Когда в Киеве посреди бела дня спилили поклонный крест, только одна фотография ужаснула больше, чем полуголая — бензопилой — по живому и Животворящему. Толпа журналистов вокруг. Спокойные, все с Марками высшей марки «делали свою работу».
Всегда думалось, что нет циничнее в журналистике работы, чем «Первые фото с места катастрофы!». Но фото с места катастрофы — это трафик, битва за аудиторию, и понимание, на какие кнопки души надо нажать, чтобы аудиторию перехватить. Повышается внутренняя активация и… «А нет ли фотографий лиц родственников в момент, когда они узнали о взрыве Дискавери?». Но здесь журналист едва ли может изменить ситуацию, он еще не совсем соучастник.

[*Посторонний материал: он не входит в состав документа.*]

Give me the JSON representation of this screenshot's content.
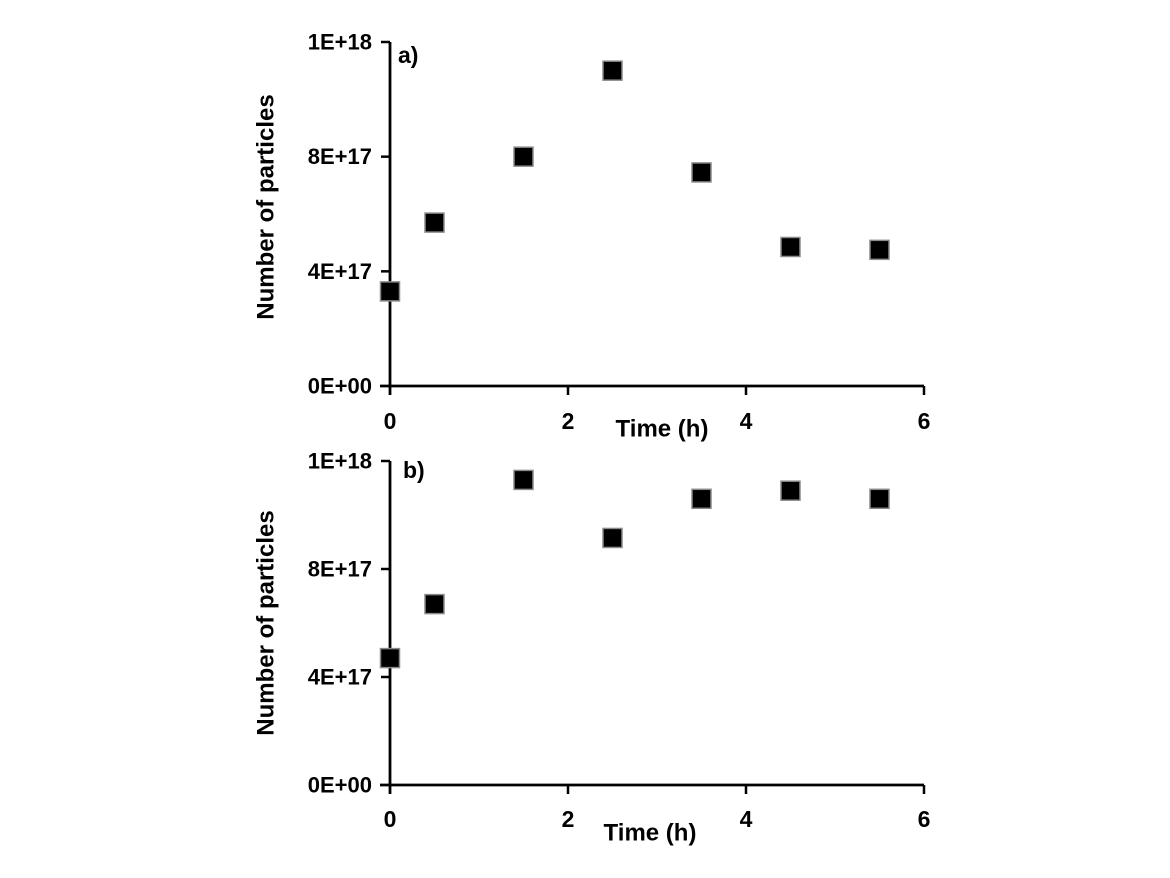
{
  "figure": {
    "background_color": "#ffffff",
    "axis_color": "#000000",
    "marker_fill_color": "#000000",
    "marker_border_color": "#8a8a8a"
  },
  "chart_data": [
    {
      "type": "scatter",
      "panel_label": "a)",
      "title": "",
      "xlabel": "Time (h)",
      "ylabel": "Number of particles",
      "x": [
        0,
        0.5,
        1.5,
        2.5,
        3.5,
        4.5,
        5.5
      ],
      "y": [
        3.3e+17,
        5.7e+17,
        8e+17,
        1.1e+18,
        7.45e+17,
        4.85e+17,
        4.75e+17
      ],
      "xlim": [
        0,
        6
      ],
      "ylim": [
        0,
        1.2e+18
      ],
      "x_ticks": [
        0,
        2,
        4,
        6
      ],
      "x_tick_labels": [
        "0",
        "2",
        "4",
        "6"
      ],
      "y_ticks": [
        0,
        4e+17,
        8e+17,
        1.2e+18
      ],
      "y_tick_labels": [
        "0E+00",
        "4E+17",
        "8E+17",
        "1E+18"
      ],
      "marker": "square",
      "grid": false,
      "legend": null
    },
    {
      "type": "scatter",
      "panel_label": "b)",
      "title": "",
      "xlabel": "Time (h)",
      "ylabel": "Number of particles",
      "x": [
        0,
        0.5,
        1.5,
        2.5,
        3.5,
        4.5,
        5.5
      ],
      "y": [
        4.7e+17,
        6.7e+17,
        1.13e+18,
        9.15e+17,
        1.06e+18,
        1.09e+18,
        1.06e+18
      ],
      "xlim": [
        0,
        6
      ],
      "ylim": [
        0,
        1.2e+18
      ],
      "x_ticks": [
        0,
        2,
        4,
        6
      ],
      "x_tick_labels": [
        "0",
        "2",
        "4",
        "6"
      ],
      "y_ticks": [
        0,
        4e+17,
        8e+17,
        1.2e+18
      ],
      "y_tick_labels": [
        "0E+00",
        "4E+17",
        "8E+17",
        "1E+18"
      ],
      "marker": "square",
      "grid": false,
      "legend": null
    }
  ]
}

Есть блестящее самооправдание и успокоитель для совести «Я на работе», «У меня задание», «Меня уволят». Такая советская круговая порука — так начальство решило, я за это не отвечаю. Если я откажусь, то другой пойдет. А если бы отказались все и сразу?!
Разделение ответственности рождает Освенцим. Мысль не новая. — там никто никого не убивал. Никто не убивал заключенных в концлагерях: один всего лишь довозил их до лагеря, другой всего лишь проводил медицинское освидетельствование, третий доводил до камеры, четвертый камеру закрывал, пятый поворачивал рычаг газа. И ни один непосредственно не убивал заключенных. И убивал каждый. Так отключали электричество на Дальнем Востоке: один просто передавал распоряжение из Москвы, другой сообщал информацию рабочим, третий поворачивал нужный рычаг. Так ответственность не ложилась ни на кого, ложась одновременно на всех.
Да, это тоталитарная система. Она работает, пока один фотограф не скажет: «Я не буду это снимать». А потом второй, третий и четвертый не откажутся. Или не бросят камеру и не попробуют остановить безумного.
Соучастником становятся за одну сотую секунды. Один кадр. Это бесповоротное решение. От этого момента жить с этим.
«Главный ключ нашего бытия или небытия — в каждом отдельном человеческом сердце, в его предпочтении реального Добра или Зла» — это Солженицын.
Так замечательно написал об этом Валерий Панюшкин:
«Про себя я хорошо помню, когда впервые изменил профессии. В Генуе. Во время саммита Большой восьмерки. Тогда полиция с применением слезоточивого газа, дубинок и водометов разгоняла стотысячную демонстрацию антиглобалистов.
А я сидел над бегущей толпой на камне, на скале, возвышавшейся над набережной, закрыл нос мокрым платком и писал в блокнот. Слезы, сопли и пот градом текли, конечно, но ничего было, терпимо.
А потом я увидел, как совсем рядом со скалой, на которой я сидел, споткнулась и упала в бегущей толпе девчонка лет шестнадцати. Девчонка была белокожая совсем, с рыжими дредами на голове и одета была в некоторое подобие индийского сари.
Она упала и не могла встать. Толпа бежала прямо по ней. И я знал, что должен был сидеть на своей скале и записывать в блокнот подробности. Но я спустился со скалы, растолкал бегущих и затащил девчонку на скалу. Она была без сознания, но дышала, и сердце билось. И я держал ее на руках, а блокнот потерял. И когда полицейская цепь прошла мимо нас, я отнес эту девчонку к машинам скорой помощи. А сам вернулся искать блокнот. И не нашел.
С этого дня, в сущности, я больше не репортер».
Летописец или соучастник? Наверное, тут не провести простой юридической границы. Все сложнее. Потому что граница каждый раз проходит прямо не по заметке… По нам.